Spiritual Gifts Within the Local Church
It is worth stressing that spiritual gifts are designed to function within the accountability and relationships of a specific local church, not as a freelance ministry exercised independently of any congregation. The New Testament’s instructions about gifts are addressed to gathered congregations, not to isolated individuals. A gift discovered and tested outside genuine relationship with other believers who can observe, encourage, and where necessary correct its exercise is far more vulnerable to pride, error, or simple misapplication.
This is one more reason committed church membership matters more than contemporary culture, with its preference for informal and uncommitted spiritual exploration, tends to assume. Gifts given for the common good of the body require an actual body, gathered regularly enough for a genuine, tested pattern to be recognised, refined, and put to use. I would gently push back, then, on any teaching that treats discovery as a purely private, individual exercise, whether through a personality inventory or a season of solitary prayer alone. Both can be useful starting points. Neither replaces the confirmation of a local church community that has actually watched you serve. None of this diminishes the wonder of the gift itself. It simply locates that wonder where the New Testament actually places it: not in individual spiritual achievement, but in the ordinary, unglamorous, and often unnoticed service of one believer to another within a specific, real congregation.
So, now what?
If you already have a fair idea what your gift is, look for one concrete way to use it this week, in your own local church, for the benefit of someone else.
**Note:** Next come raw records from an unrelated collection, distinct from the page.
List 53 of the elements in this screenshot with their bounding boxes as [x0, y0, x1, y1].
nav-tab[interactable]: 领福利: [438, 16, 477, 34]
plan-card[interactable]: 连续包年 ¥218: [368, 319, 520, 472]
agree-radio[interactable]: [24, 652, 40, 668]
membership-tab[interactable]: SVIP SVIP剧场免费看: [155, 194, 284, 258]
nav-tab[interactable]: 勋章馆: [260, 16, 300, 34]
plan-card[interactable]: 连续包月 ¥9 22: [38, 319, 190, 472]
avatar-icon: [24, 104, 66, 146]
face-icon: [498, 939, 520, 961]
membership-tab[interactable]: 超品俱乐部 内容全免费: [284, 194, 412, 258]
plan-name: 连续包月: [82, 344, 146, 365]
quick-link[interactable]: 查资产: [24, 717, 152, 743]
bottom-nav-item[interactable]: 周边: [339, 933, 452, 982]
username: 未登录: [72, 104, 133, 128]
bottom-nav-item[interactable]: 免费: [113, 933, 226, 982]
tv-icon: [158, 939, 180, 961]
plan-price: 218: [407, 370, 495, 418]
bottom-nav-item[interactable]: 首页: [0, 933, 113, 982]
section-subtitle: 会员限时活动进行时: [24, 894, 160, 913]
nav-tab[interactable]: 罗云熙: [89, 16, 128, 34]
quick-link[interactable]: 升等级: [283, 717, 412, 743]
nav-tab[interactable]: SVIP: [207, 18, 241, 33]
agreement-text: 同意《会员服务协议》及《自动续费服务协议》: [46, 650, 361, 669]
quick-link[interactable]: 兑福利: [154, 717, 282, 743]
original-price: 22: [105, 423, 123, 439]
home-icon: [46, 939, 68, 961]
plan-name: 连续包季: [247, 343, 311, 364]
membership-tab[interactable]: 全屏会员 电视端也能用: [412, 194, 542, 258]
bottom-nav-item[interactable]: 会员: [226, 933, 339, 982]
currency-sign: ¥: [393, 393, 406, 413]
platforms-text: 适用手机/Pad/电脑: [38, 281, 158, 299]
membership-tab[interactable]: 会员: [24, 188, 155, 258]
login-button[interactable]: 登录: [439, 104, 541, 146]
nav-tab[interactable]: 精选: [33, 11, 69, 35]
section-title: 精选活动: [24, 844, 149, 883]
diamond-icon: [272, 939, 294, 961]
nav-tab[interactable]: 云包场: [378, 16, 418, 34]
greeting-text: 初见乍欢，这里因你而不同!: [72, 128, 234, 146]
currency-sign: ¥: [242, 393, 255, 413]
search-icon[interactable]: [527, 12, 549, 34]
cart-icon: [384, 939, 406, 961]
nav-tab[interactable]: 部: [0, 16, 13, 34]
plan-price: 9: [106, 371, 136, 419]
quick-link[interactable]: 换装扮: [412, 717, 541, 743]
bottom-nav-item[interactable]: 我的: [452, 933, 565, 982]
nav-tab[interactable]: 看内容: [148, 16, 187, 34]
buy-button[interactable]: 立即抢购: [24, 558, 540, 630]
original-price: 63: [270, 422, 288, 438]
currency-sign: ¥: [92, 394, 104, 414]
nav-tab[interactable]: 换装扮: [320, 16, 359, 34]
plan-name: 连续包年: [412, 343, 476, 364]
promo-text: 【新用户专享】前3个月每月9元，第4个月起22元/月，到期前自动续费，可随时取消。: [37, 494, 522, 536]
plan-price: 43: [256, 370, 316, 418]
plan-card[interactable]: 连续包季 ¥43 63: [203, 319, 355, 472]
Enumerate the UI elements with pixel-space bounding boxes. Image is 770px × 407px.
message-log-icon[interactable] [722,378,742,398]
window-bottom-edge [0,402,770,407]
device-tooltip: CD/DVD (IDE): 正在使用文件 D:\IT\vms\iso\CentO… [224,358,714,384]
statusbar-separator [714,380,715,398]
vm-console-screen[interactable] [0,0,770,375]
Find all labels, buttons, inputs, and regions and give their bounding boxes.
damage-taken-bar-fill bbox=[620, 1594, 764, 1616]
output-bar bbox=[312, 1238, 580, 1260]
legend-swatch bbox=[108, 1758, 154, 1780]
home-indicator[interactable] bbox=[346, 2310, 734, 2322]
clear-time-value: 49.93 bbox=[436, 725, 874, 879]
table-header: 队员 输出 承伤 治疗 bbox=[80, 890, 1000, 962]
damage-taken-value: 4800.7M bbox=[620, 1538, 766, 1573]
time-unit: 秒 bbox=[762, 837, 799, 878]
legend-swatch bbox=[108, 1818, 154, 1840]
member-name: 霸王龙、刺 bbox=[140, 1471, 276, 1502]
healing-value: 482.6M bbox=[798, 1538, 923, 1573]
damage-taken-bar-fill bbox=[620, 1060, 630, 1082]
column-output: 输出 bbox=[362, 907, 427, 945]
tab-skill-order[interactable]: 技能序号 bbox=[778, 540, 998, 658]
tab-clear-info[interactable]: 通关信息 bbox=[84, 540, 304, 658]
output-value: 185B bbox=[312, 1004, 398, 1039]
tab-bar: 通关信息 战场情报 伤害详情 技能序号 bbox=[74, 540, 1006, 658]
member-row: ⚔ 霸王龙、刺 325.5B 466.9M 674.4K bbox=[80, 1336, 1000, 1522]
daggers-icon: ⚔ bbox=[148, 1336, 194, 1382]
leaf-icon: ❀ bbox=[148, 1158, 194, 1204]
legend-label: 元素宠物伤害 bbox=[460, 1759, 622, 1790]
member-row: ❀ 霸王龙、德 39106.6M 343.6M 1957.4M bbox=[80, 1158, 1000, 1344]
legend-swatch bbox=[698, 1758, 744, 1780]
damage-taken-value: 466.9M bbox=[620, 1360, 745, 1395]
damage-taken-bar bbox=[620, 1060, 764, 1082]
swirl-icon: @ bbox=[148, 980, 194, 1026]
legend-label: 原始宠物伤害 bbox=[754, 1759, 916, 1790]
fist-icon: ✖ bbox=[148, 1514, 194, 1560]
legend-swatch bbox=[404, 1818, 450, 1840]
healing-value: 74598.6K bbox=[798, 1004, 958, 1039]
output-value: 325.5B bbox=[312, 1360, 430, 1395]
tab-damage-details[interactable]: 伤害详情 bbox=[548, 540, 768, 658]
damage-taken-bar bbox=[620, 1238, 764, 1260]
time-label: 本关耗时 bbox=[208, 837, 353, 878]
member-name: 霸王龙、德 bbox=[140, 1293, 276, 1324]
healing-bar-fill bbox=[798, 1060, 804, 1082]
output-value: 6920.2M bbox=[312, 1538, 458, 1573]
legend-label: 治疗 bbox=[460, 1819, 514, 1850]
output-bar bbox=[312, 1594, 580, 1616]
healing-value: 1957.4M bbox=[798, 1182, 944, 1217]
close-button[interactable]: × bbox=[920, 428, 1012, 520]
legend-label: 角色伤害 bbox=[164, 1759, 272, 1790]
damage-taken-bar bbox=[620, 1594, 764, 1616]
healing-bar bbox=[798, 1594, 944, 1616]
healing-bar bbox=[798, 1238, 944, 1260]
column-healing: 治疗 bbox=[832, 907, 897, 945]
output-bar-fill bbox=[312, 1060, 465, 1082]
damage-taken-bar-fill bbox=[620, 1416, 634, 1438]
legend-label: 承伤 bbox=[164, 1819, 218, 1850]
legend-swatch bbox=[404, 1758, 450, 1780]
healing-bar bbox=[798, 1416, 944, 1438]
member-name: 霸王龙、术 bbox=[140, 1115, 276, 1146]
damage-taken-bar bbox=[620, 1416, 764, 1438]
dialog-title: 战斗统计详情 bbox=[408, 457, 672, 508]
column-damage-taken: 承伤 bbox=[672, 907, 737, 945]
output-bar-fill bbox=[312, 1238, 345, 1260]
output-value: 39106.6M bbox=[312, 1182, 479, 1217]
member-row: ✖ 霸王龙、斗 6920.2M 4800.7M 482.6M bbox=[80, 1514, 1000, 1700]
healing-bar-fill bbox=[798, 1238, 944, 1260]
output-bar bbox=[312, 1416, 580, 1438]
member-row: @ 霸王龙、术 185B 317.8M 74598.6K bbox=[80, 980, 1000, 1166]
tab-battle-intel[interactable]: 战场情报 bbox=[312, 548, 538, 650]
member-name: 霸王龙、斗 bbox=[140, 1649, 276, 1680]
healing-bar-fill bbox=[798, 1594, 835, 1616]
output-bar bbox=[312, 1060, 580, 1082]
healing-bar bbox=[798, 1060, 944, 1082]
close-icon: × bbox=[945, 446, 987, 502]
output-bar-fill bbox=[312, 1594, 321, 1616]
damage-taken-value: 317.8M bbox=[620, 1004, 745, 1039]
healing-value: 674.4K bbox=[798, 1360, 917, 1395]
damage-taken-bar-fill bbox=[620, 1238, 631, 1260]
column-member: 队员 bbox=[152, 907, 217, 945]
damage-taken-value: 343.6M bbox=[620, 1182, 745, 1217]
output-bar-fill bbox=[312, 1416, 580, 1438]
If you genuinely do not know yet, volunteer for something ordinary and unglamorous and watch what happens. Either way, the goal is not self-knowledge for its own sake. It is the common good of a body that needs exactly what the Spirit has given you, and nobody else, to contribute.
One last encouragement, particularly for anyone who has served faithfully in the same quiet role for years without much visible recognition: the New Testament’s picture of the body has no category for a wasted gift, however unnoticed. Every joint and ligament matters to how a body moves, even the ones nobody thinks to thank. If your gift has kept a nursery running, a widow visited, or a spreadsheet accurate for a decade without applause, that service has built the church every bit as much as the most eloquent sermon preached from the front. I would rather pastor a congregation full of believers quietly using unglamorous gifts faithfully than one full of people waiting for a platform that matches their sense of their own importance.
I would add one more encouragement here, particularly for believers serving in roles nobody else especially wants. The New Testament’s picture of the body includes no category of gift that is optional or dispensable, however unglamorous the task attached to it might feel on an ordinary Tuesday. A congregation missing even its quietest gifts is measurably poorer for the absence, whether or not anyone notices consciously at the time.
To each is given the manifestation of the Spirit for the common good.